Attendus pour expliquer les conditions dans lesquelles cet usager de la voie publique a rendu l’âme quelques instants après, ils n’ont pas reconnu les faits.
Pour le représentant du ministère public, Bachirou Assouma, et Me Claude Tékounti de la défense, les coups et blessures mortels sont une infraction criminelle. Elle ne saurait donc être jugée en premier ressort. Ils ont, par conséquent, suggéré que la cour se déclare incompétente pour connaître du dossier. Au terme des débats, la cour présidée par le magistrat Moussa Adamou a accédé à leur demande, et a conclu à l’incompétence du tribunal. L’affaire a donc été envoyée au cabinet d’instruction.
S’agissant des faits, ils remontent au lundi 19 février dernier.

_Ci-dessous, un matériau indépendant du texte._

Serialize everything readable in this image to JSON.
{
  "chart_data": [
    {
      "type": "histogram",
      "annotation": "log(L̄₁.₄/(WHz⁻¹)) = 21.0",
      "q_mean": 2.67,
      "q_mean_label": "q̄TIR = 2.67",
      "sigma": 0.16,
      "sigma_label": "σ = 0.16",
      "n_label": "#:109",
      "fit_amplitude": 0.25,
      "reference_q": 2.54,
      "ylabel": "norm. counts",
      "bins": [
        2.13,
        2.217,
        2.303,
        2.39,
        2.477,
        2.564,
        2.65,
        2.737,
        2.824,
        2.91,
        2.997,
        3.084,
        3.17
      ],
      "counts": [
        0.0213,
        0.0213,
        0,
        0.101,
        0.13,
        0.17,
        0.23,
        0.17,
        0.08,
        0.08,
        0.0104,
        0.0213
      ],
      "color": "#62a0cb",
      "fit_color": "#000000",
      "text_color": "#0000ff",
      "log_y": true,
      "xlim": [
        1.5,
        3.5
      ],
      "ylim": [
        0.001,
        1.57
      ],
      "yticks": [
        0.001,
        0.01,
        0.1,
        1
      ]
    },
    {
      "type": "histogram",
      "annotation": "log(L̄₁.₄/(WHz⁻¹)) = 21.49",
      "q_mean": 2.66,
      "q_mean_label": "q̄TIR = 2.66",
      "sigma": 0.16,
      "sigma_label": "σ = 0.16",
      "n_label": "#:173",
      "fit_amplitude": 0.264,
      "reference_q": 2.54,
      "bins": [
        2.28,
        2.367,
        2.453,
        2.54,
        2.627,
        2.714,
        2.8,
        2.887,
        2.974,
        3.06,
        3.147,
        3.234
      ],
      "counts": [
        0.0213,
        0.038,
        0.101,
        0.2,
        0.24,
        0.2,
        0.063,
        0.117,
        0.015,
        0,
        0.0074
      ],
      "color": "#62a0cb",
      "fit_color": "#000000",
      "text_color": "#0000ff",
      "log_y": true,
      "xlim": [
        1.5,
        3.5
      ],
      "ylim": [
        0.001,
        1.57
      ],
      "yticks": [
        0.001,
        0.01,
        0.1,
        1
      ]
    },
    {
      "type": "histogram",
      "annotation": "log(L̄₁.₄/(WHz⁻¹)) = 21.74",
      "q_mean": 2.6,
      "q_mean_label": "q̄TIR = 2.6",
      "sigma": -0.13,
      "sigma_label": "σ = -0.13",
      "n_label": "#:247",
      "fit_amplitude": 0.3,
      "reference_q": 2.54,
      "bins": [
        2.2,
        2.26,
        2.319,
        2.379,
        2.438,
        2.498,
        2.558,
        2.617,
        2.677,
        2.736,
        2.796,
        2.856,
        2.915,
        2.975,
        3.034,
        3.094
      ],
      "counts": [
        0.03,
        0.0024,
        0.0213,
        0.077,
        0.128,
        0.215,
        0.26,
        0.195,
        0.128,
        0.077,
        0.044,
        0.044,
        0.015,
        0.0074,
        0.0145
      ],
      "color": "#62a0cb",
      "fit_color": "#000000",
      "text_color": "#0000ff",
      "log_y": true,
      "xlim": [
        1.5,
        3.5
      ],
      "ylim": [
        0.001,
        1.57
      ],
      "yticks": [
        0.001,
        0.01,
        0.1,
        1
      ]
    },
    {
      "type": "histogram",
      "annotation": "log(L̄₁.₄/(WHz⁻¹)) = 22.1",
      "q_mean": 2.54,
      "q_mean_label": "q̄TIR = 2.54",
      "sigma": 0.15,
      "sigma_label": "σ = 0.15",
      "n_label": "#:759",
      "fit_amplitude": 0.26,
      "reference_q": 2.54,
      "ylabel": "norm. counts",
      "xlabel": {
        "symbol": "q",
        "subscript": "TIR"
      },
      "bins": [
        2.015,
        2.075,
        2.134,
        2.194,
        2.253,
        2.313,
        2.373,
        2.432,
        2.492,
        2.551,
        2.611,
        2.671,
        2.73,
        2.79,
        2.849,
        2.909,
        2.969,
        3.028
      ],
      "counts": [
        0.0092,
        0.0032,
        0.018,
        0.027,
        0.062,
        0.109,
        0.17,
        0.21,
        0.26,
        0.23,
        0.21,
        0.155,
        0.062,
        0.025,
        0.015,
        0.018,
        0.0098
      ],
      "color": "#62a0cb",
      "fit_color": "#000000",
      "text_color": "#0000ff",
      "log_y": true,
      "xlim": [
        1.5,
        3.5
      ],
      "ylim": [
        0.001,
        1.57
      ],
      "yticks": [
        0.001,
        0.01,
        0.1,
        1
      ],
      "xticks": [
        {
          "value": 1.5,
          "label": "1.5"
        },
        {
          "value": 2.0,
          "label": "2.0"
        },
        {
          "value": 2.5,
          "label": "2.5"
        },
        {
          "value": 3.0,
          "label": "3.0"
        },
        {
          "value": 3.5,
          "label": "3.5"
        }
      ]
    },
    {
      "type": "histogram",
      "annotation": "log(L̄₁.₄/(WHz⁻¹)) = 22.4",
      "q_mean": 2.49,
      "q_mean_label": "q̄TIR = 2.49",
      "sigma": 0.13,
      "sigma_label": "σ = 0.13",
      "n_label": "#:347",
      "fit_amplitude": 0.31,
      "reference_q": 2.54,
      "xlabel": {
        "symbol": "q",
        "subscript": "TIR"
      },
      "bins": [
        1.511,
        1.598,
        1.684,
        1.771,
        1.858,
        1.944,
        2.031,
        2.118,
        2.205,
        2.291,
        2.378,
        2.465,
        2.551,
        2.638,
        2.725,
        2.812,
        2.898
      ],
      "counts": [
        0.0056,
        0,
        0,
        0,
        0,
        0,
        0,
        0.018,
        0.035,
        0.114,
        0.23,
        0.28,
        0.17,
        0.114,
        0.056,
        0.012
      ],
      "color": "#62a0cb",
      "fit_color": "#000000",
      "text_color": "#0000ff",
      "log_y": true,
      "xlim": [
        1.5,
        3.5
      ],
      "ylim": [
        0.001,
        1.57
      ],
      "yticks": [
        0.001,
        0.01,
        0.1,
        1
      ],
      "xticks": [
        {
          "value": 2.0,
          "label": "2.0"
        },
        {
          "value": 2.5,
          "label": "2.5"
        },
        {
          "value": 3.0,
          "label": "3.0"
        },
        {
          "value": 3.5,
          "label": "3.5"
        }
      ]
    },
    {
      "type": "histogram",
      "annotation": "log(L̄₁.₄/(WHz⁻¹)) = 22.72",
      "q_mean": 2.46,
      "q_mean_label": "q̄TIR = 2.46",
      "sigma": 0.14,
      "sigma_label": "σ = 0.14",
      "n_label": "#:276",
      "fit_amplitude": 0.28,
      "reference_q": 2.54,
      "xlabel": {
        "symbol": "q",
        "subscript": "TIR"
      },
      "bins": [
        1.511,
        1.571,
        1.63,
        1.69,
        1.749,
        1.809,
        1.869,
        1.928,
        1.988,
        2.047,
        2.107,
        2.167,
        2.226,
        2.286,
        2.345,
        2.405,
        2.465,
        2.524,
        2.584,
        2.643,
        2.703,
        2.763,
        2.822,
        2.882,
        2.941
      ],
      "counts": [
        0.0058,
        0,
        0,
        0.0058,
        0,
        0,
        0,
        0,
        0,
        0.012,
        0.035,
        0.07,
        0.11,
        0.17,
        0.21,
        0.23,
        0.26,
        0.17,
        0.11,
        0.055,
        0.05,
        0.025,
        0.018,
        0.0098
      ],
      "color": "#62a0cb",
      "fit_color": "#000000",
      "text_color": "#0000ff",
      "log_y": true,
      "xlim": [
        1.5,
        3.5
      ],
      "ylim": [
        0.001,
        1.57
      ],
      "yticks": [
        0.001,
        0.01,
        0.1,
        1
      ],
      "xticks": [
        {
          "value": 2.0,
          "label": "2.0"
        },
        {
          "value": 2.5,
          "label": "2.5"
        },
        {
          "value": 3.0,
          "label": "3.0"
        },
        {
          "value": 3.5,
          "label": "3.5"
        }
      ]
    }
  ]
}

Selon les témoins, la victime avait été surpris en pleine communication par une patrouille des policiers de la Bac, alors qu’il était au volant. Sommé de s’arrêter, il n’a pas voulu obtempérer et a préféré s’enfuir. Pris en chasse, il sera rattrapé et maîtrisé au niveau de Bétérou, à Tchaourou, sur la route Parakou-Djougou. Mais conduit quelques instants après dans un centre de santé à Tourou, sur insistance de l’un de ses proches, il rendit l’âme.